In my last post, I talked briefly about how healing isn't quite as simple as people might think. I want to elaborate on that. If you are new to the series, I recommend starting at the beginning.

Even the tiniest little things add up to something big --- sometimes it’s really death by 1000 paper cuts. [...] That no matter how tough I get, how thick my skin, the paper cuts still hurt.
-- from My experiences in tech: Death by 1000 paper cuts

The paper cuts metaphor is less apt when it comes to healing. Paper cuts, while painful, are usually thin and shallow. They are unlikely to leave scars. The same cannot be said for the injuries that accumulate while working in the tech industry.

Over time, the accumulated trauma does real and often long-lasting damage. The thousands of cuts make you more sensitive than you want to be. Even when healed, they leave you covered in scar tissue. The thicker skin you were obligated to grow becomes a painful callus. You become the working wounded, staggering through your career.

You hope you can push yourself hard enough to still keep up. You try to forget that you already had to work harder to get the same respect. You eventually realize this isn't sustainable. Working harder gives you less time to rest. Less time to rest slows recovery. Slower recovery means continuing to push yourself to keep up. It becomes a Sisyphean task.

Earlier this year, I wrote a piece that provides a different, perhaps better, metaphor --- the distributed denial of service attack (DDoS).

DDoS attacks are abuse of computer systems until they slow down, stop working, and often eventually fail. Abuse of human beings has a similar impact. People dealing with abuse stop being their best, stop working, and eventually fail.
-- from Abuse as DDoS

This helps explain why healing is so difficult. You don't have time to recover from the first cut before the second follows...and then the third and the fourth and so on. It starts with microaggressions (the paper cuts), but it often doesn't end there. Eventually, you stop needing metaphors because it becomes clear that the situation is physically and psychologically harmful.

The damage doesn't even have to be a direct hit to do harm. It could be directed at people you care about or respect. Sometimes it's enough for it to happen to people who are similar to you. Next time it could be you.

These abuses don’t just harm their immediate targets. It’s terrifying to see people like you being targeted. That maybe you could be next. That you can’t predict how bad it will get. The possibility [...] becomes a sword of Damocles hanging over our heads. Someone could cut the thread at any moment.
-- from Abuse as DDoS

The scars are a daily reminder of places, people, and situations that may no longer be safe. As a result, many of us withdraw because of anxiety about safety and the potential for harm. We have to weigh the risks and emotional cost of things that are easy for others. Things they take for granted. Our worlds become smaller and smaller.
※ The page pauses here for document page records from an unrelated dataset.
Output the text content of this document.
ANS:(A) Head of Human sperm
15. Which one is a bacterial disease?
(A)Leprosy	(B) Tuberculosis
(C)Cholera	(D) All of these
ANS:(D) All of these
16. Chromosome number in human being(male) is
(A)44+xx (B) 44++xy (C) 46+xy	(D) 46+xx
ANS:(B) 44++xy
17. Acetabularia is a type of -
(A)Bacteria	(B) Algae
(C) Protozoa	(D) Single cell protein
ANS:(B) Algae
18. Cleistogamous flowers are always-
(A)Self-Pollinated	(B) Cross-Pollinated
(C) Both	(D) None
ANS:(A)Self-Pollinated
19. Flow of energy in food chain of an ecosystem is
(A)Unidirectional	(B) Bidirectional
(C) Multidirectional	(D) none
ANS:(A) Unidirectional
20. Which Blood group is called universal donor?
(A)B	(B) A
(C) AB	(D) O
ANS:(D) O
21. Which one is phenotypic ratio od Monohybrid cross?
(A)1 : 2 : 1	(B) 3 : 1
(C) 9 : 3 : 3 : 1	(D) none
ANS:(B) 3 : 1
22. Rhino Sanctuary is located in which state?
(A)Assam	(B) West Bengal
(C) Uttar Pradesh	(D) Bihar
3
After years of pushing yourself and being stretched too thin, you lose the flexibility you once had to bounce back. You snap more easily. The paper cuts are harder to brush off. You are likely to be punished for this. You will be seen simultaneously as too sensitive and too harsh. You are "too easily offended" while also being "too abrasive." You become the tech feminist killjoy even when you don't want to be. Even when all you are trying to do is take care of yourself and make it through the day.

I wish I could say I am the only one who feels this way. That I am being melodramatic with all of the metaphors and references to Greek mythology. Sadly, I am not. This story is common, but not commonly talked about. Tech isn't a place where vulnerability is rewarded, and to talk about this is to make yourself a target. There are no great efforts to fix the culture that causes this. They're too busy pushing the next round of young people into the pipeline. It makes me wonder if they've already written us off as a lost cause.

I’m not the only one covered in bandaids trying to stanch the bleeding and focus on programming because it’s a thing that I love. I’m terrified of the day that it becomes terminal, the day myself or one of my friends becomes another statistic in the book of "they leave and they don’t come back."